Roberto Nepoti
La Repubblica
C'è un'aria di famiglia nel Tempo dei cavalli ubriachi, struggente odissea equestre vincitrice della Caméra d'Or come miglior opera prima a Cannes. Il regista debuttante infatti, Bahman Ghobadi, ha fatto l'assistente per Kiarostami e appartiene al clan dei Makhmalbaf: è attore nell'ultimo film di Samira, Lavagne e il suo ci riporta negli stessi luoghi di quello, la frontiera curda tra Iran e Iraq dove si combatte una guerra tanto più terrificante, perché quasi invisibile. Anche qui ci sono ragazzini contrabbandieri, versione odierna dei piccoli dannati della terra cinematografici Da Germania anno zero di Rossellini al buñueliano I figli della violenza, condannati a essere adulti prima del tempo. L'autenticità di quel che vediamo è giocata su un fragile, ma miracoloso equilibrio tra documentario e storia immaginaria. Il tempo dei cavalli ubriachi è ammirevole per come riesce a sfuggire a un'infinità di trappole implicite nelle sue premesse. A priori, non è certo difficile commuovere chi sta seduto in platea, protetto e al sicuro da ciò che vede, con un soggetto come questo. Molto più difficile riuscire a commuoverlo senza martirizzare i personaggi, senza rinunciare mai al pudore e alla dignità.
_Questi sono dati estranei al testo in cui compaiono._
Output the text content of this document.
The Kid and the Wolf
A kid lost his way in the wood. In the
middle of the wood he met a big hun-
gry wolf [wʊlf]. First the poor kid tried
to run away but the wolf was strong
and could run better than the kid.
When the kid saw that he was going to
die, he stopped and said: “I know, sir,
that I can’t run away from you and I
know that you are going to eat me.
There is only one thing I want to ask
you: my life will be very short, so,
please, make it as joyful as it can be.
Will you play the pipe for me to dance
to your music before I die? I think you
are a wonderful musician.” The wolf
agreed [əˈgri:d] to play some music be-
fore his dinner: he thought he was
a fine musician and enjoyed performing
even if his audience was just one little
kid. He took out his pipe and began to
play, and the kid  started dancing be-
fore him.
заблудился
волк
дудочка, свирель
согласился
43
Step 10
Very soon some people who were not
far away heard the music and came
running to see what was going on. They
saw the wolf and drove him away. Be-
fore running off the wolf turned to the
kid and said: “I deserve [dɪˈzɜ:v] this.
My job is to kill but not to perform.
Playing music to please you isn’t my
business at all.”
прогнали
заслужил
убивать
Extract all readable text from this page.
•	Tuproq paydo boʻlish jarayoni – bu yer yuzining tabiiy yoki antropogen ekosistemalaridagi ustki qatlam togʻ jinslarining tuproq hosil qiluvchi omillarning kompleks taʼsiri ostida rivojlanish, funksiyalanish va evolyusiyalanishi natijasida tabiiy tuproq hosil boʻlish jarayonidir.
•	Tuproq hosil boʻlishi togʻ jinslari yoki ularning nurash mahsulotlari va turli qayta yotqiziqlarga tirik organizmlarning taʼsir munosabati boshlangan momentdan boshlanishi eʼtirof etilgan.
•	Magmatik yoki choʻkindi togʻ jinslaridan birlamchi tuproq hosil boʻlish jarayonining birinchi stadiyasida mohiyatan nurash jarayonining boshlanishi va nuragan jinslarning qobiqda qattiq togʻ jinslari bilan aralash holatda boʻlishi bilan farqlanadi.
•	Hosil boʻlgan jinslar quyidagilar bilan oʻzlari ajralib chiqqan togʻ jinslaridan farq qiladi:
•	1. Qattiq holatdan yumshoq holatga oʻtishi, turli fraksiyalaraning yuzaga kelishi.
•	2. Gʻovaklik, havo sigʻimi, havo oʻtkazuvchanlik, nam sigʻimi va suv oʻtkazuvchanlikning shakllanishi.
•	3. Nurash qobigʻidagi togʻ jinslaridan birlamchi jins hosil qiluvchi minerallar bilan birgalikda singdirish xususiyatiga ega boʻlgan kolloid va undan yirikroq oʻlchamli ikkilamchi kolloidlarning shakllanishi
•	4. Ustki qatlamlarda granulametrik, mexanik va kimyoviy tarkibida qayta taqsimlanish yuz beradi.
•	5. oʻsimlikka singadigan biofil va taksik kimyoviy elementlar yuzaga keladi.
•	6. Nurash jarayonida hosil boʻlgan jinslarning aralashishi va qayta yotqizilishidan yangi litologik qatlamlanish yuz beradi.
A ben vedere, quella di Ghobadi è una posizione coraggiosa anche a fronte del cinema iraniano, oggi tra i migliori del mondo ma che mostra la tendenza a un certo conformismo "di scuola". Se il regista non ha nulla da invidiare al senso dell'inquadratura dei suoi connazionali più conosciuti, la sua scelta è molto lontana dalla moda dei film alla Kiarostami: è soprattutto una scelta di emozioni, che rende questa storia intensa e coinvolgente nonché accessibile al grande pubblico. Qualcosa che evoca, e non soltanto per l'uso di attori non professionisti, l'esperienza del nostro neorealismo.